Posted by Vols&Shaft83
Throbbing Member
Member since Dec 2012
70096 posts
Posted on 1/16/16 at 10:45 pm to
Homey or Fire Marshal Bill
Posted by John McClane
Member since Apr 2010
37180 posts
Posted on 1/16/16 at 10:47 pm to
Brilliant
Posted by VOR
New Orleans
Member since Apr 2009
68835 posts
Posted on 1/17/16 at 12:39 am to
The wildest Men On was during Super Bowl 26 halftime show when they did "Men on Football". It actually was live and uncut and caused quite a stir.

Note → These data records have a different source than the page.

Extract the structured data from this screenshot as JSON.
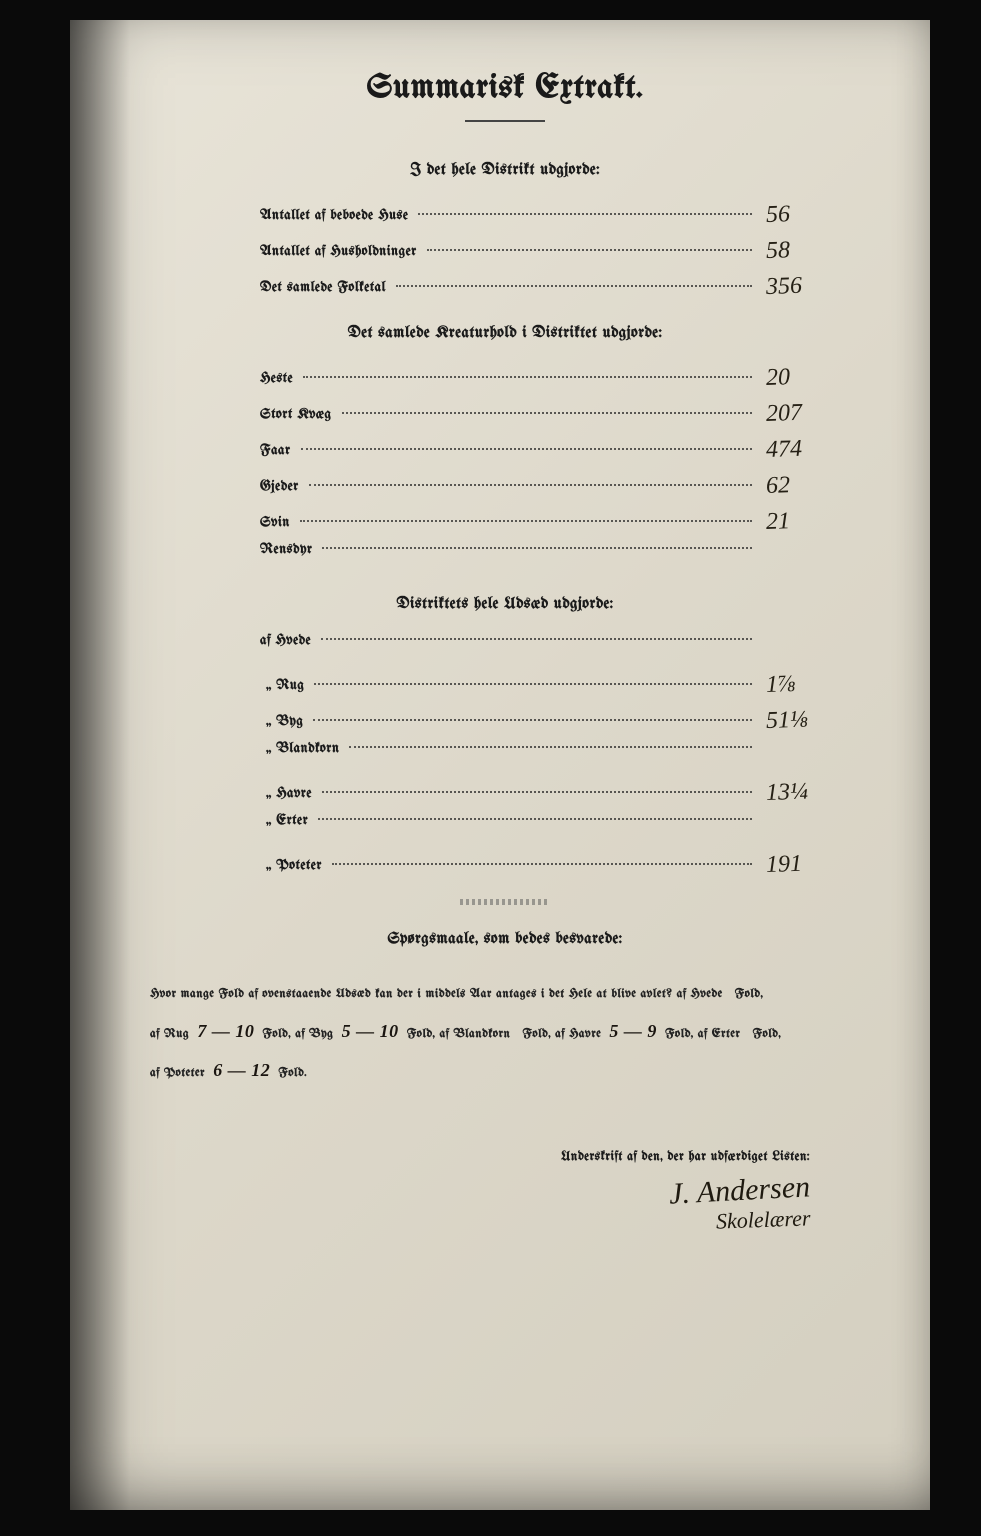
{
  "title": "Summarisk Extrakt.",
  "sections": {
    "district_totals": {
      "heading": "I det hele Distrikt udgjorde:",
      "rows": [
        {
          "label": "Antallet af beboede Huse",
          "value": "56"
        },
        {
          "label": "Antallet af Husholdninger",
          "value": "58"
        },
        {
          "label": "Det samlede Folketal",
          "value": "356"
        }
      ]
    },
    "livestock": {
      "heading": "Det samlede Kreaturhold i Distriktet udgjorde:",
      "rows": [
        {
          "label": "Heste",
          "value": "20"
        },
        {
          "label": "Stort Kvæg",
          "value": "207"
        },
        {
          "label": "Faar",
          "value": "474"
        },
        {
          "label": "Gjeder",
          "value": "62"
        },
        {
          "label": "Svin",
          "value": "21"
        },
        {
          "label": "Rensdyr",
          "value": ""
        }
      ]
    },
    "sowing": {
      "heading": "Distriktets hele Udsæd udgjorde:",
      "rows": [
        {
          "label": "af Hvede",
          "value": ""
        },
        {
          "label": "„ Rug",
          "value": "1⅞"
        },
        {
          "label": "„ Byg",
          "value": "51⅛"
        },
        {
          "label": "„ Blandkorn",
          "value": ""
        },
        {
          "label": "„ Havre",
          "value": "13¼"
        },
        {
          "label": "„ Erter",
          "value": ""
        },
        {
          "label": "„ Poteter",
          "value": "191"
        }
      ]
    }
  },
  "questions": {
    "heading": "Spørgsmaale, som bedes besvarede:",
    "intro": "Hvor mange Fold af ovenstaaende Udsæd kan der i middels Aar antages i det Hele at blive avlet?  af Hvede",
    "hvede": "",
    "rug": "7 — 10",
    "byg": "5 — 10",
    "blandkorn": "",
    "havre": "5 — 9",
    "erter": "",
    "poteter": "6 — 12"
  },
  "signature": {
    "caption": "Underskrift af den, der har udfærdiget Listen:",
    "name": "J. Andersen",
    "role": "Skolelærer"
  },
  "colors": {
    "paper": "#ddd8ca",
    "ink_print": "#1a1a1a",
    "ink_hand": "#252015",
    "scan_bg": "#0a0a0a"
  }
}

Especially the Richard Gere reference at around the 3:20 mark and the mention of Carl Lewis at the end.

LINK
Posted by Geauxnoose
Member since Dec 2015
546 posts
Posted on 1/17/16 at 9:00 pm to
The Adventures of Handiman!

"Never underestimate the power of the handicapped"
Posted by TXGunslinger10
Houston, TX
Member since Jun 2011
18159 posts
Posted on 1/17/16 at 9:11 pm to
Carl The Tooth Williams!
Posted by KingofthePoint
Member since Feb 2009
11092 posts
Posted on 1/17/16 at 9:19 pm to
Out of that list.....Wanda


I do like the Men on Films idea
Posted by Twenty 49
Shreveport
Member since Jun 2014
21363 posts
Posted on 1/17/16 at 9:19 pm to
Benita Butrell – Kim Wayans portrays a neighborhood woman who breaks the fourth wall by gossiping directly to the viewer and airing her neighbors' dirty laundry after they pass by her...but she "ain't one to gossip, so you didn't hear that from me." She claims to be very close to a "Miss Jenkins", who ironically is usually the target of her most vicious gossip.

I loved that shite.
Posted by Cruiserhog
Little Rock
Member since Apr 2008
10460 posts
Posted on 1/17/16 at 9:43 pm to
quote:

Brilliant


The brilliance would be having that amalgamation of characters meet in a timeline drama/comedy.
Posted by LSU_postman
Baton Rouge
Member since Jun 2005
2956 posts
Posted on 1/18/16 at 1:38 am to
I'd love to see a movie where all these characters lived in the same world..I just can't determine which would be best to be the central figure to anchor the movie
Posted by RonBurgundy
Whale's Vagina(San Diego)
Member since Oct 2005
13302 posts
Posted on 1/18/16 at 2:11 am to
props to this thread
Posted by cattus
Member since Jan 2009
15951 posts
Posted on 1/18/16 at 2:45 am to
The only one I couldn't get enough of was the blonde Fly Girl but of that list Wanda.
Posted by molsusports
Member since Jul 2004
37539 posts
Posted on 1/18/16 at 5:28 am to
My vote would be for Handyman.

It wasn't really their best skit (Homey the Clown was probably that) but seeing the protesters and comedians go back and forth would be about as zeitgeist as it gets.
Posted by Tactical1
Denham Springs
Member since May 2010
27167 posts
Posted on 1/18/16 at 5:45 am to
This character never gets the love that he should.